The goal of my thesis was to characterize mice models that are suitable for testing vaccines.  Additionally, I was able to strengthen my skills in cell culture, molecular biology, virology, and histopathology. One of my favorite aspects of this project was being able to be a part of the whole process, from viral propagation in cell culture to viral infections and working with mice to taking our samples to histology for process, embedding, staining and completing the picture with digital pathology image analysis.

What are you doing now and what are some of your longer-term goals in the field?

I currently have a position on the pathology team at Concord Biomedical Engineering and Emerging Technologies (CBSET) in Lexington, Massachusetts. CBSET is a contract research organization and encompasses a large number of dedicated scientist. Our goal is to assist biomedical companies with GLP [Good Laboratory Practice] and Non-GLP pre-clinical in-vivo testing.
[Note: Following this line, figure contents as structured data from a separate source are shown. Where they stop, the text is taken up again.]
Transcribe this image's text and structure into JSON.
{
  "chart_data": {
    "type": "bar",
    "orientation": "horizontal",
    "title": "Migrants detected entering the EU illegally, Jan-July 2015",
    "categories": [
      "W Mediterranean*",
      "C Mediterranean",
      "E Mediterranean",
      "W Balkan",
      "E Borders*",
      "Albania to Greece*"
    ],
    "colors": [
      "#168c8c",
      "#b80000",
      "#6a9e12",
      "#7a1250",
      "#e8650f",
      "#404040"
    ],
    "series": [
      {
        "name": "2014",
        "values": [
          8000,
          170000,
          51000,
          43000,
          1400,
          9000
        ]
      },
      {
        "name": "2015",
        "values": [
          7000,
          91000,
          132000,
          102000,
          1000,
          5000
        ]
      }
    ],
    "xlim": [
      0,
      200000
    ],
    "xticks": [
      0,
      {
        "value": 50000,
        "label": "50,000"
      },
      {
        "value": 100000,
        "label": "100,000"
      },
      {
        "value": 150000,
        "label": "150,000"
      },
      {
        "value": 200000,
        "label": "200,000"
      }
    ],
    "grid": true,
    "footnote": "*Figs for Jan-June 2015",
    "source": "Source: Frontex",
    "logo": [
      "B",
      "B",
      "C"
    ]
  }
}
During the day, I complete a wide range of tasks, from gross and anatomic pathology during necropsy to immunohistochemistry and histology to the final stage of digital pathology image analysis. Being involved in every step in the process and reporting the results is one of the many reasons why my passion for the biomedical sciences continues to grow each day.

What are some of your best memories from your time at GMS?

Some of my favorite memories and remarks at GMS were how involved the pathology department is with the students and faculty. Every faculty member is always available to discuss any topic, whether it’s science, career goals, or even personal matters. I have made so many friendships that even post-graduation, we still are in contact with each other, and we are always findings ways to meet up.

Is there advice you’d give to students starting out their journey in pathology?

Don’t be afraid to step outside your comfort zone! Before I came to BU, I never stepped foot into a lab (other than undergraduate courses). This was a major shift from what I was used to. I knew that it would be challenging having little to no laboratory experience prior, but there is nothing else I would rather have done than be a part of the BU pathology department. I always wanted to learn more about the sciences behind diseases and how they impact humans.  The pathology department has been an amazing group of colleagues, and even post-graduation, I still feel part of the department. This makes BU at pathology extremely special, in every way.

Is there anything else you’d like to share?

The pathology department is truly a lifelong family of wonderful colleagues, and I could not have asked for a better department to be part of during my graduate studies!